O ciúme e a eterna lida com as incongruências a dois

A infelicidade dos amantes, constante de Philippe Garrel, é reafirmada em O ciúme (La jalousie, 2013), em que condensa ao longo de pouco mais de uma hora a discussão que permeia sua filmografia, inaugurada nos idos dos anos 60. O realizador não demonstra ter estado preocupado em ser original, mas em repisar um terreno velho conhecido seu através da história de Louis (Louis Garrel, seu filho e ator fetiche), um ator teatral que deixa a esposa logo no começo da narrativa. A partir de então, divide com a ex-mulher os cuidados com a filha (Olga Milshtein), criança de notável inteligência e que, por isso mesmo, parece compreender bem que os pais ficam melhores separados. Como também é habitual nos enredos de Garrel pai, o protagonista não passa muito tempo sozinho, tendo outro alguém para aconchegar em seus braços. 

O novo relacionamento se estabelece com Claudia (Anna Mouglalis), por quem deixou a esposa, já que ela tinha decidido aceitar o apartamento que seu amante lhe oferecera. Por esses breves detalhes, fica evidente que o sentimento do título permeia as ações de todos os personagens, e evoca outros títulos dirigidos por Garrel pai ao longo de uma carreira tão longeva. O “monstro de olhos verdes” de que falava Shakespeare é um fantasma intermitente, pairando sobre a fotografia destituída de uma paleta colorida e assinada por Willy Kurant, com quem o cineasta volta a trabalhar depois de Um verão escaldante (Um été brûlant, 2011). Assim, quase como um personagem corporificado, ele responde por vários dos rompantes que acometem Louis e suas mulheres. “Estamos todos singrando em mar encapelado quando se trata de amor”, parece dizer o roteiro escrito a oito mãos.


O fator da curta duração, combinado a um dos planos de abertura, faz de O ciúme um retrato íntimo das dores amorosas. A tal sequência é um olhar pelo buraco da fechadura, e os olhos que espiam são de Charlotte, a menina colocada no centro das tensões pater x mater, por assim dizer. É o testemunho ocular de que algo degringolou, de que as peças não mais se encaixam: Louis discute com a então esposa e não faz mais sentido uma vida em comum. Tal contexto, explorado tantas vezes por todas as sete artes, ainda fornece matéria-prima para refletir sobre as incongruências da vida a dois, e Garrel pai demonstra falar sobre elas como quem percorreu um longo caminho de vivências, o que não significa ter todas as respostas prontas. Muito pelo contrário. O convite do diretor, figura carimbada no Festival de Veneza, de onde já saiu com o Leão de Prata e o Prêmio do Júri, é para colocar a mão na massa e flagrar o processo, não o/um produto acabado e bem resolvido. A bem da verdade, seu cinema é o de quem tenta exorcizar fantasmas.

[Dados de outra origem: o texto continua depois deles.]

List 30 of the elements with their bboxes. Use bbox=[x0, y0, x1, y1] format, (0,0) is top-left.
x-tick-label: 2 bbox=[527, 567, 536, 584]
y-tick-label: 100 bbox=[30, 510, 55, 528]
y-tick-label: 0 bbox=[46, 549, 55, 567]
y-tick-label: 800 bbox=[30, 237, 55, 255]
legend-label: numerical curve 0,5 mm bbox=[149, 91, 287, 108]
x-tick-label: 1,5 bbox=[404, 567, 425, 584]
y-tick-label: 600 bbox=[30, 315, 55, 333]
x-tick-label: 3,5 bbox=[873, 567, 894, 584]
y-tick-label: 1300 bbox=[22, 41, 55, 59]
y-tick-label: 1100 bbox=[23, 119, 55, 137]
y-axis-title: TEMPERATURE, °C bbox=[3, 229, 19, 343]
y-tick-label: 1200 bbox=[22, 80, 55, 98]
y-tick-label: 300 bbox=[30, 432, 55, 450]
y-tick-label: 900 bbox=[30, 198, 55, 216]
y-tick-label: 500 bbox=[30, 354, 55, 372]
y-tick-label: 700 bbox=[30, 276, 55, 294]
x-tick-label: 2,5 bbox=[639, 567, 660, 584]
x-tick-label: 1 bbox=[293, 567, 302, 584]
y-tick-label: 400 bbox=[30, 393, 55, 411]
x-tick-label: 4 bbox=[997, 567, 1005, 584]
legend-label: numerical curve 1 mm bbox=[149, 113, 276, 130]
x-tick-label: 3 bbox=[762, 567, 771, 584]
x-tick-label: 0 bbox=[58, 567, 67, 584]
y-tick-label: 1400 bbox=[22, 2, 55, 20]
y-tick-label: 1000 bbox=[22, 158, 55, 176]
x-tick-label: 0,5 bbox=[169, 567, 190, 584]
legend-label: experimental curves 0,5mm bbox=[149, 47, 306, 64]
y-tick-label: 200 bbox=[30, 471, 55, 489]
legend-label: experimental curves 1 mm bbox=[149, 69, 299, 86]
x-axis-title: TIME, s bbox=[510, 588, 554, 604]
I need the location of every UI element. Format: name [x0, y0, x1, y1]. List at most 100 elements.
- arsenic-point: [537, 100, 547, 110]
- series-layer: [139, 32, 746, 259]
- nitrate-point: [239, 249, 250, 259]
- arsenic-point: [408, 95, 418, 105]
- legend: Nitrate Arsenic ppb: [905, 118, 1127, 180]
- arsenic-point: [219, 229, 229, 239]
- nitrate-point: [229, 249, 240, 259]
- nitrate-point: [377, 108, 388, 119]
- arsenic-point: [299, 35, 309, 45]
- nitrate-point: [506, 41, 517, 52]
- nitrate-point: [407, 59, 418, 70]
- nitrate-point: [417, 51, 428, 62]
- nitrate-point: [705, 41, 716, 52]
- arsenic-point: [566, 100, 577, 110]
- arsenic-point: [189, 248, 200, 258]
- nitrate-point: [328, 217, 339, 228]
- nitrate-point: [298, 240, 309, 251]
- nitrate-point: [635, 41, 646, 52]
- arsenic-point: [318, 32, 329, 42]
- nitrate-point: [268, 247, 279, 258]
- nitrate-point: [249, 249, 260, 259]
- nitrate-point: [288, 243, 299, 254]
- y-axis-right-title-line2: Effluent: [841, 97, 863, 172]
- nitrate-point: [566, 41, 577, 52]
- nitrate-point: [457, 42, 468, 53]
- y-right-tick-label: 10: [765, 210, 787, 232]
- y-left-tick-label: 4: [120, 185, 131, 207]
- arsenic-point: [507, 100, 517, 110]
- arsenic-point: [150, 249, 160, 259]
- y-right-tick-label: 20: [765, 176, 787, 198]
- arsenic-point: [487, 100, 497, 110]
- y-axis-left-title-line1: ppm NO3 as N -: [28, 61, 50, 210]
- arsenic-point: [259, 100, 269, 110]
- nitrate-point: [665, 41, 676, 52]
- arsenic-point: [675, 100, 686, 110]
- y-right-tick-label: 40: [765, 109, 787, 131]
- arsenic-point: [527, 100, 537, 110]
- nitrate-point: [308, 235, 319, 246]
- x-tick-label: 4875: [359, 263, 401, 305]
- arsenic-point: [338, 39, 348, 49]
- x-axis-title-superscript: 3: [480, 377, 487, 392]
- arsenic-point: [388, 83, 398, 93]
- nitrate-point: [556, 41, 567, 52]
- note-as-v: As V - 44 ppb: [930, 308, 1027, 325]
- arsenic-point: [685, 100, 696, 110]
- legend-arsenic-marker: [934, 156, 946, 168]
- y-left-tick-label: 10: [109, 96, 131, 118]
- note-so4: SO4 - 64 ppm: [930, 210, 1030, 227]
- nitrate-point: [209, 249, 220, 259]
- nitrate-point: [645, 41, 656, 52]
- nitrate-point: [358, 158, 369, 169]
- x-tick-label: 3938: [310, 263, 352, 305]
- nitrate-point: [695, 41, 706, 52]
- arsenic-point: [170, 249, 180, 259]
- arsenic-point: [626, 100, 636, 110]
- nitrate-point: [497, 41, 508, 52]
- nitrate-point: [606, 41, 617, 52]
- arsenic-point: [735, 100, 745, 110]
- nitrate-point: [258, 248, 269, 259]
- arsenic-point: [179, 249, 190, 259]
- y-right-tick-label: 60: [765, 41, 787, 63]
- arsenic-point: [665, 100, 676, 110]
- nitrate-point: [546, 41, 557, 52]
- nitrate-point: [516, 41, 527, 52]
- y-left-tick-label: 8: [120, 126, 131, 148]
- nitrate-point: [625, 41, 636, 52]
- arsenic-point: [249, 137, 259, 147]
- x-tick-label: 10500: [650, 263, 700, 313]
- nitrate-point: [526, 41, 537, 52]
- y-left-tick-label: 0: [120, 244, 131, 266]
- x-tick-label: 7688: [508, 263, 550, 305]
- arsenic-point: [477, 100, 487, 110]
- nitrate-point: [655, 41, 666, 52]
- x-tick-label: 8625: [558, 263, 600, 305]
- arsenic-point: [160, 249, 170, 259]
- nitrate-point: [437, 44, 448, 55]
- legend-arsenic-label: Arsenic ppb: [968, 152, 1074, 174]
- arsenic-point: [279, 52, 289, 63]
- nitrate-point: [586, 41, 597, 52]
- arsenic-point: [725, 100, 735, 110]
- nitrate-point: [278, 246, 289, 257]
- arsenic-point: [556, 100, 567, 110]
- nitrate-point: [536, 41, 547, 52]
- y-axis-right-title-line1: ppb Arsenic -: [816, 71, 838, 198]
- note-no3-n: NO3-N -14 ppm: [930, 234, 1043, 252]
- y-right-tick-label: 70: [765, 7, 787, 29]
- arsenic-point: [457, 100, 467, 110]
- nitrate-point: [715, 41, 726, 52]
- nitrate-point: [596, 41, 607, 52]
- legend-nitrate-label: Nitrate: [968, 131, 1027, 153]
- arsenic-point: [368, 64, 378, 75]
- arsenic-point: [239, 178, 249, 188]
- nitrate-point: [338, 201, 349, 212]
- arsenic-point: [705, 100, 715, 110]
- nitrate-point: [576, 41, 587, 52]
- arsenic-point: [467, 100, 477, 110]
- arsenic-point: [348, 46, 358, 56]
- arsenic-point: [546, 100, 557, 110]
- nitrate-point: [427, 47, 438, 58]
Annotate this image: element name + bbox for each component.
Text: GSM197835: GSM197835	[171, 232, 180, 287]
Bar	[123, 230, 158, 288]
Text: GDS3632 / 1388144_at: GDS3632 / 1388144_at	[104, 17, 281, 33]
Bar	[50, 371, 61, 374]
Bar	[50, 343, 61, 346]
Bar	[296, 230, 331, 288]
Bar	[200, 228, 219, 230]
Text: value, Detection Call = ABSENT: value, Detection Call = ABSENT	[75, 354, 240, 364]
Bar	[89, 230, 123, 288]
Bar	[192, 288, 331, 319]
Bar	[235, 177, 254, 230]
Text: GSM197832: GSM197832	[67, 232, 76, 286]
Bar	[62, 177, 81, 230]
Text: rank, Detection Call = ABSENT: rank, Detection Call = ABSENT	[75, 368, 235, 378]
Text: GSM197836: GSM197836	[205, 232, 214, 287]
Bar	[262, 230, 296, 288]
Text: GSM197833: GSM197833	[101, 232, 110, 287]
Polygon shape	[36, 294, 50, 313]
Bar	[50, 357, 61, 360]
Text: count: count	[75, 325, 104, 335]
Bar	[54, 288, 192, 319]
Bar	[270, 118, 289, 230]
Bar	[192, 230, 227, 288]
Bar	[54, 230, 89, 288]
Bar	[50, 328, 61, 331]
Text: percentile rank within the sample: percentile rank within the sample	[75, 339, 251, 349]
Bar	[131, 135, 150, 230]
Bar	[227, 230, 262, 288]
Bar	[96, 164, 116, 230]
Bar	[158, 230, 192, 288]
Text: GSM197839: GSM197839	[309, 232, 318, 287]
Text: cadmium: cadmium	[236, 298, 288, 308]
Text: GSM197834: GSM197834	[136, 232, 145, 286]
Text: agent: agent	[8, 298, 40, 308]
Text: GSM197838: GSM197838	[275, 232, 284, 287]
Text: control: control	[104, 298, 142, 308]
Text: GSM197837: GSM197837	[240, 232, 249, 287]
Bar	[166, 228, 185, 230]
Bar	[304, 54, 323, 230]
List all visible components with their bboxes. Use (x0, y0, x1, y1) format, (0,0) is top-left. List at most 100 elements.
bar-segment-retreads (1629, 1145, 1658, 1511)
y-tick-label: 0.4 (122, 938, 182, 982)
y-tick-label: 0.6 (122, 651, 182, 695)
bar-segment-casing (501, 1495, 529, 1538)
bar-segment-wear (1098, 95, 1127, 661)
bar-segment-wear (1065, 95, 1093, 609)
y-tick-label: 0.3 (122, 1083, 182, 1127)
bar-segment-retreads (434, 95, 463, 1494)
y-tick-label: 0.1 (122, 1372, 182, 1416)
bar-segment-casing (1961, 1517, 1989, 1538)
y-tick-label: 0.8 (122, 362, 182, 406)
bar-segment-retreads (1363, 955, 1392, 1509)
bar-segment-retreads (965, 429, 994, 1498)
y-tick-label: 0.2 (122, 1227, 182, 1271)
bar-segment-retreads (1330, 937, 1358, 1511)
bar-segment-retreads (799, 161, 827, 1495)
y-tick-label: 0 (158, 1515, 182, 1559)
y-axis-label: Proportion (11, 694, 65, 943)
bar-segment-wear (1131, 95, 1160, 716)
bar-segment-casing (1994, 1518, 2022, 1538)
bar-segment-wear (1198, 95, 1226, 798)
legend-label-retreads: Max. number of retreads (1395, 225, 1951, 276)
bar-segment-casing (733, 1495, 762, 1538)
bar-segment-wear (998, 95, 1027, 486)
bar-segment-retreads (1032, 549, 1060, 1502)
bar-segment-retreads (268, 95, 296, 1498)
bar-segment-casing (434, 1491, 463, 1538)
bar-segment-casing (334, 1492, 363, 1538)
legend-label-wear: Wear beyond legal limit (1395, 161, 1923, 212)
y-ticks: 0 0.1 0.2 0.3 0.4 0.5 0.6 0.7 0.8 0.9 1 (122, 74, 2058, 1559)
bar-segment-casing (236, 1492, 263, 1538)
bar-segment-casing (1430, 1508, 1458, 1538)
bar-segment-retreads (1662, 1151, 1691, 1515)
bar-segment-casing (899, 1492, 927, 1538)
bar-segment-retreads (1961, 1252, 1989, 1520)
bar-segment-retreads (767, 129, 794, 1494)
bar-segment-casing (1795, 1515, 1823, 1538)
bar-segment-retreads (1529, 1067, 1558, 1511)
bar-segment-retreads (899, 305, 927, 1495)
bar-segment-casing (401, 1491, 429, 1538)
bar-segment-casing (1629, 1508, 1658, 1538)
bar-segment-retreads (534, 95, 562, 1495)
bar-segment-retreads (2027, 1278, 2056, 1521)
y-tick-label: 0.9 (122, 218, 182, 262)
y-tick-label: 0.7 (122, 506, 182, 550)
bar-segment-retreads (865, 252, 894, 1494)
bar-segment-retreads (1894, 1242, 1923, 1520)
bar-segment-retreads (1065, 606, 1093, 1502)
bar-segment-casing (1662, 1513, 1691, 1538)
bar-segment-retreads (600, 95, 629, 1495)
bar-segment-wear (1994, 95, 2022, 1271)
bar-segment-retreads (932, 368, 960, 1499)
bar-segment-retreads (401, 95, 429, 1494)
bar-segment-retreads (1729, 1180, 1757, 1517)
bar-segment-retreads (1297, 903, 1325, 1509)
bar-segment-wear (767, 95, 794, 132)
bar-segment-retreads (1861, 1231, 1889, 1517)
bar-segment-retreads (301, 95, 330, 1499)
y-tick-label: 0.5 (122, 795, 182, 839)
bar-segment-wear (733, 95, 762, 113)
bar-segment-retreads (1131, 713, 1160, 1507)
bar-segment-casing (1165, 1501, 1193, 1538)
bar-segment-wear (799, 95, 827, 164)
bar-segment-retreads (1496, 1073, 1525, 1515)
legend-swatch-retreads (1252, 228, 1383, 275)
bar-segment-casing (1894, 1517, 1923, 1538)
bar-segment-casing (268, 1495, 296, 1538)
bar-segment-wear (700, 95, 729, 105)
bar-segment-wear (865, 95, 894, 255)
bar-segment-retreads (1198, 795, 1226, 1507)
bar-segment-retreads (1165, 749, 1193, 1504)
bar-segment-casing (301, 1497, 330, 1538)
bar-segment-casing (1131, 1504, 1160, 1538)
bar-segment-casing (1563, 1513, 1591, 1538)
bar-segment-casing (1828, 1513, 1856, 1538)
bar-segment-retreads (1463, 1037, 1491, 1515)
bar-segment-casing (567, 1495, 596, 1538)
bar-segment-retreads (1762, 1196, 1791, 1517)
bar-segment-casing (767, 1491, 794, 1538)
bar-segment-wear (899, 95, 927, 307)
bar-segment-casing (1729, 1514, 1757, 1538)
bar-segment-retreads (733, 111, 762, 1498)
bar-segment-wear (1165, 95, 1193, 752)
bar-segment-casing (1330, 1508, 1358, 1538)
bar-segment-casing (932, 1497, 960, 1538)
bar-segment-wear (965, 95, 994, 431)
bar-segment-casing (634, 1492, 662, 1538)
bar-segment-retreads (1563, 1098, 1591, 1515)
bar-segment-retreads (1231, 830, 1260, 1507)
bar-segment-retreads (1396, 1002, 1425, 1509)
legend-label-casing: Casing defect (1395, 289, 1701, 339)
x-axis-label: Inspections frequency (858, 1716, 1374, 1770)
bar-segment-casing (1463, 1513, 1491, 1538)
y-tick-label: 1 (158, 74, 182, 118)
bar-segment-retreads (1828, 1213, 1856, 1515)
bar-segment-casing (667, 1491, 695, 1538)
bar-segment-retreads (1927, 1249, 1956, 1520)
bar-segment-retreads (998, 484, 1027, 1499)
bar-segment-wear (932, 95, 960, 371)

Em sua busca por respostas – ou, ao menos, sugestões e conselhos -, os protagonistas de Garrel pai recorrem aos anciãos, e não é diferente com Louis. Em diálogo com um interlocutor bem mais velho, ouve frases desconfortáveis, como a que expressa o lamento por ter sido ajudado por outras pessoas nas duas vezes em que esteve muito perto de morrer. A vida é dura, sentencia o cineasta, cuja obra encontra parentesco nas produções de Valerio Zurlini, e a ambos cabem a antonomásia de Poeta do Tédio e da Melancolia. Acompanhamos homens e mulheres de raros sorrisos, de olhar meditativo e poucas ações, de insegurança e exasperação. A certa altura, Claudia revela o quanto está sufocada no pequeno apartamento em que vive com Louis, dando-lhe um ultimato. Mantendo sua postura estoica, o ator devolve a bola à mulher e a indaga sobre o que ela quer que ele faça, não obtendo uma resposta exata. É justamente da inexatidão que sobrevivem os filmes de Philippe Garrel.